Перед тем как они вошли в избу, Ирина вдруг остановилась.
– Послушайте, – сказала она тихо, – я, видимо, все испортила. Простите меня. Но теперь вы должны знать, что я бы хотела сделать все, чтобы наш праздник состоялся. Это теперь – самое важное.
Глаза ее болезненно блестели. Инесса Павловна поспешно взяла Ирину за руку.
– Ты ни в чем не виновата, – сказала она ласково, – правда, девчата?
Клавка хмуро смотрела на Ирину исподлобья.
– По правде сказать – стерва она, Анисья. А Ларионов просто измотался как мужик. Черт с вами! Ирка, я тебя не виню. Но дура ты стоеросовая, это факт! Держимся вместе, а там – будь что будет!
Они вошли в избу, и Федосья (сама напуганная ситуацией) осторожно постучала в дверь к Ларионову.
– Вот, привела, – заискивающе начала она.
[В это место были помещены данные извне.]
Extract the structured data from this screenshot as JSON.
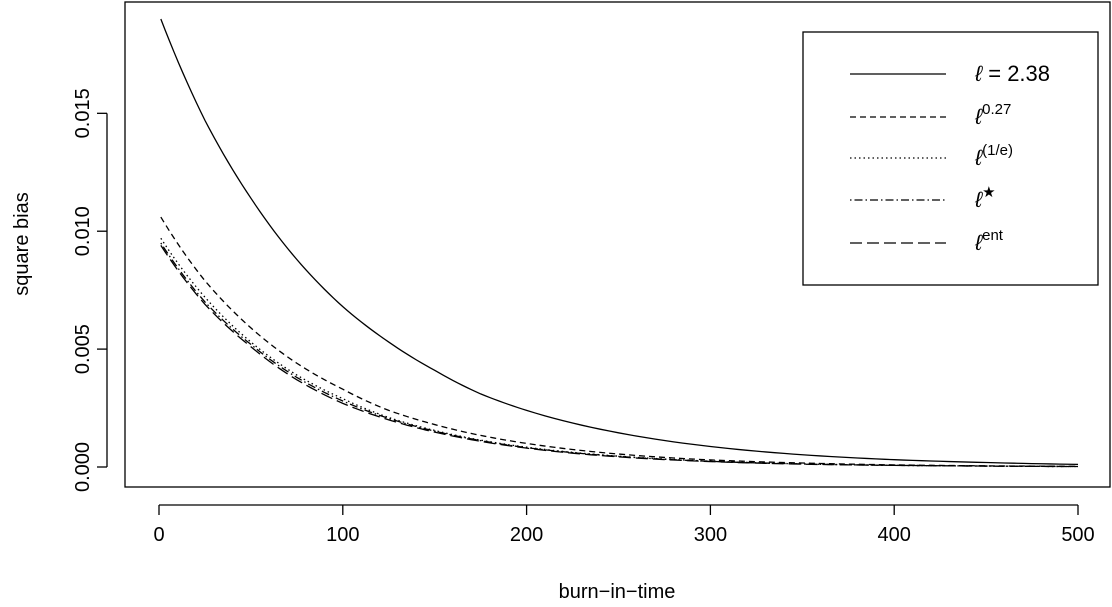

– Войдите, – сказал Ларионов холодно.
Ларионов сидел за столом, перед ним лежал открытый томик Тютчева. Ирина смотрела на томик и не могла взглянуть на Ларионова. Она чувствовала, что слабеет от волнения, и кусала губы. На щеке ее была ссадина и грязные разводы, волосы взъерошены после драки.
Ларионов смерил ее быстрым взглядом и встал, засунув руки в карманы галифе.
– Я позвал вас, чтобы поговорить о празднике, – начал он. – Но я вынужден прежде поговорить о дисциплине в вашем бараке.
Женщины стояли, потупив взор, но по тону его голоса Клавка вдруг почувствовала, что Ларионов не был зол на них. Напротив, ей казалось, что он был раздосадован. Она не могла поверить, что начальник лагпункта был готов беседовать с ними, заключенными, о дисциплине вместо того, чтобы бросить всех в ШИЗО и морить голодом.
– Я не хотел бы применять более строгие меры пресечения этого хулиганства, но в следующий раз вынужден буду отправить в ШИЗО всю вашу веселую компанию, – говорил он спокойно.
Ирина вскинула на него глаза.
– Вы должны знать, что во всем виновата лишь я! – быстро заговорила она.
– Я это знаю, – ответил он спокойно, и она почувствовала, что вспыхнула от стыда, вспоминая их вчерашний разговор и его признания.
– Тогда прошу вас наказать по всей строгости лишь меня, – продолжала она, а Ларионов смотрел на нее измученными глазами.
– Ты можешь хоть минуту помолчать? – не выдержал он, но в голосе его просквозила ласка.
Клавка оживилась, чувствуя все увереннее, что Ларионов вовсе и не собирался наказывать не только Александрову и их всех, но, наоборот, хотел говорить с ними о другом.
– Если вам ясен мой приказ, я хотел бы все же поговорить о празднике, – сказал он, и, стараясь опередить Ирину, быстро добавил: – Я хотел предложить привлечь специалистов, которые смогут помочь хорошо сделать актовый зал.
Женщины наконец подняли на него глаза. Ларионов смутился и прошелся по комнате.